For the past decade, Neil Young has been on a one-man mission to bring high fidelity audio to the masses. He’s like Don Quixote, except instead of charging at windmills, he turns in cranky diatribes about the inadequacy of the Mp3 file format. One of his most notable projects to help consumers obtain a richer sonic experience was the release of the Pono player several years back. The yellow, Toblerone-shaped device was constructed with the purpose of playing high-def audio files that you could purchase from a special website that Young had put together. Unfortunately, despite selling over a million tracks, the Pono never caught fire in the way Neil had hoped, and it was quietly put to rest in April last year.
In a new interview with the Chicago Tribune, Young knows exactly who to blame for the death of the Pono.

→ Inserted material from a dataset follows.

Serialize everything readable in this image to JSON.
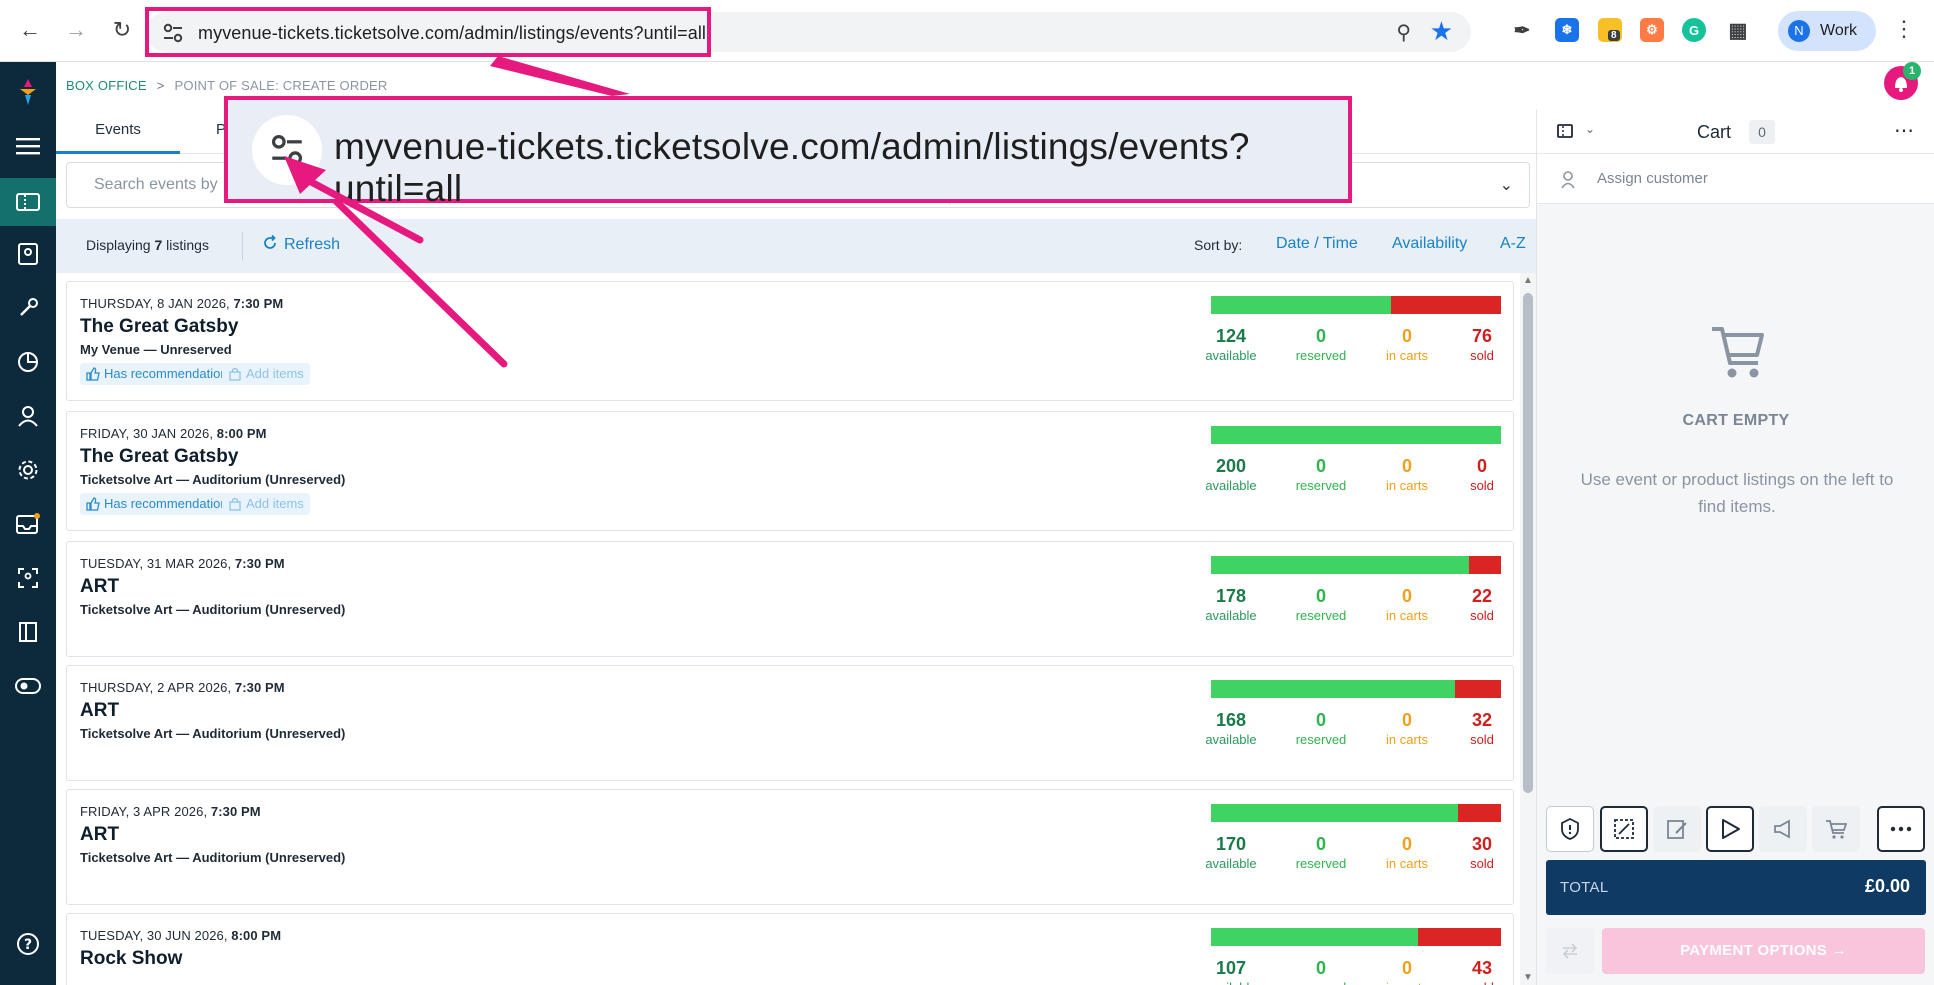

No, it wasn’t the device’s high price tag — $399 — or the inconvenience of carrying around a heavy, extra media player on top of your phone, which you can already stream and store music from; it’s the major record label’s fault.
“The record labels killed it,” he said. “They killed it by insisting on charging two to three times as much for the high-res files as for MP3s. Why would anybody pay three times as much?” Adding, “It’s the dumbest thing I’ve ever seen.”
Though the Pono will live on in infamy, a curio of 2010s consumerism, Neil has already launched his next bid for audio supremacy, a high-res streaming platform of his own archives. Right now, the site is totally free, though in a few months Young expect to add a paywall. “All I can do is take care of my music, so that’s what I’m doing,” he said.